A universal homeomorphism need not be an isomorphism. A counterexample is given by the normalization morphism of the cuspidal cubic. That is, the map $\operatorname{Spec} k[t] \to \operatorname{Spec} k[x,y]/(x^3-y^2)$ defined from the ring map $x \mapsto t^2$ and $y \mapsto t^3$ is (I think) a universal homeomorphism; for it is integral hence universally closed (Stacks, Tag 01WG), it is surjective hence universally surjective (Stacks, Tag 01RY), and it is universally injective because the diagonal map is surjective (Stacks, Tag 0CI0).

Question. Let $X$ and $Y$ be two schemes. If there exists a universal homeomorphism from $X$ to $Y$, and a universal homeomorphism from $Y$ to $X$, does that mean $X$ and $Y$ are isomorphic as schemes? If needed you may assume that the schemes considered are reasonable (e.g. locally Noetherian, quasi-separated).

I suspect the claim is false, and hopefully even in reasonable situations, because I see no reason for it to be true (in line with the general philosophy that schemes are not at all determined by their underlying topological spaces). However I can't quite come up with a counterexample.
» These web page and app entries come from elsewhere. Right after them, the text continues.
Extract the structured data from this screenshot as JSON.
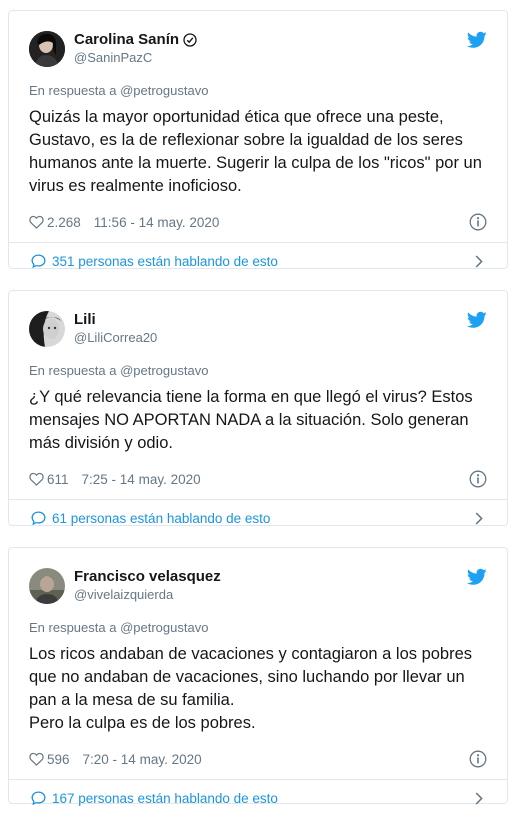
{
  "colors": {
    "twitter_blue": "#1da1f2",
    "link_blue": "#1b95e0",
    "muted_gray": "#657786",
    "border": "#e1e8ed"
  },
  "icons": {
    "bird": "twitter-bird-icon",
    "verified": "verified-badge-icon",
    "like": "heart-icon",
    "info": "info-icon",
    "conversation": "speech-bubble-icon",
    "chevron": "chevron-right-icon"
  },
  "tweets": [
    {
      "display_name": "Carolina Sanín",
      "handle": "@SaninPazC",
      "verified": true,
      "reply_prefix": "En respuesta a",
      "reply_to": "@petrogustavo",
      "text": "Quizás la mayor oportunidad ética que ofrece una peste, Gustavo, es la de reflexionar sobre la igualdad de los seres humanos ante la muerte. Sugerir la culpa de los \"ricos\" por un virus es realmente inoficioso.",
      "likes": "2.268",
      "timestamp": "11:56 - 14 may. 2020",
      "conversation": "351 personas están hablando de esto"
    },
    {
      "display_name": "Lili",
      "handle": "@LiliCorrea20",
      "verified": false,
      "reply_prefix": "En respuesta a",
      "reply_to": "@petrogustavo",
      "text": "¿Y qué relevancia tiene la forma en que llegó el virus? Estos mensajes NO APORTAN NADA a la situación. Solo generan más división y odio.",
      "likes": "611",
      "timestamp": "7:25 - 14 may. 2020",
      "conversation": "61 personas están hablando de esto"
    },
    {
      "display_name": "Francisco velasquez",
      "handle": "@vivelaizquierda",
      "verified": false,
      "reply_prefix": "En respuesta a",
      "reply_to": "@petrogustavo",
      "text": "Los ricos andaban de vacaciones y contagiaron a los pobres que no andaban de vacaciones, sino luchando por llevar un pan a la mesa de su familia.\nPero la culpa es de los pobres.",
      "likes": "596",
      "timestamp": "7:20 - 14 may. 2020",
      "conversation": "167 personas están hablando de esto"
    }
  ]
}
• I think if you allow non-reduced schemes, then the answer to your question is "no". Let $k$ be a field, and consider the maps $k \to k[x]/(x^2) \to k$. The corresponding scheme morphisms are universal homeomorphisms since they are integral, universally injective, and surjective [Stacks, 04DF] (for universal injectivity, it suffices to note that the maps on residue fields are just the identity on $k$ [Stacks, 01S4]). – Takumi Murayama Jun 6 '18 at 15:59
• Whoops, off course, how could I not have considered that example. Do you think adding/removing reducedness is the only 'class' of counterexamples? – I I Jun 6 '18 at 16:26
• In characteristic positive, Frobenius might be such a map. – Mohan Jun 6 '18 at 16:56
• Dear Mohan, I only know of Frobenius endomorphisms, but domain and codomain are trivially isomorphic in that case. Or does Frobenius also mean something else? – I I Jun 6 '18 at 19:26

Here is a more interesting example, following Mohan's suggestion. I would still like to see an example where both $X$ and $Y$ are reduced, though.
Let $X$ be a reduced scheme over an imperfect field $k$ of characteristic $p > 0$ that is not geometrically reduced (see, e.g., this MathOverflow answer). Consider the commutative diagram $$\require{AMScd} \begin{CD} X @>F_{X/k}>> X^{(p)} @>F'>> X\\ @. @VVV \lrcorner @VVV\\ @. \operatorname{Spec} k @>F>> \operatorname{Spec} k \end{CD}$$ where the square is cartesian. The morphism $F_{X/k}\colon X \to X^{(p)}$ is the relative Frobenius morphism of $X/k$, and is induced by the universal property of the fiber product with the composition $X \to X^{(p)} \to X$ being the absolute Frobenius.
Then, both $F'$ and $F_{X/k}$ are universal homeomorphisms [Stacks, Tags 0CC8 and 0CCB], but $X$ and $X^{(p)}$ are not isomorphic since $X$ is reduced while $X^{(p)}$ is not [Stacks, Tag 0CCE].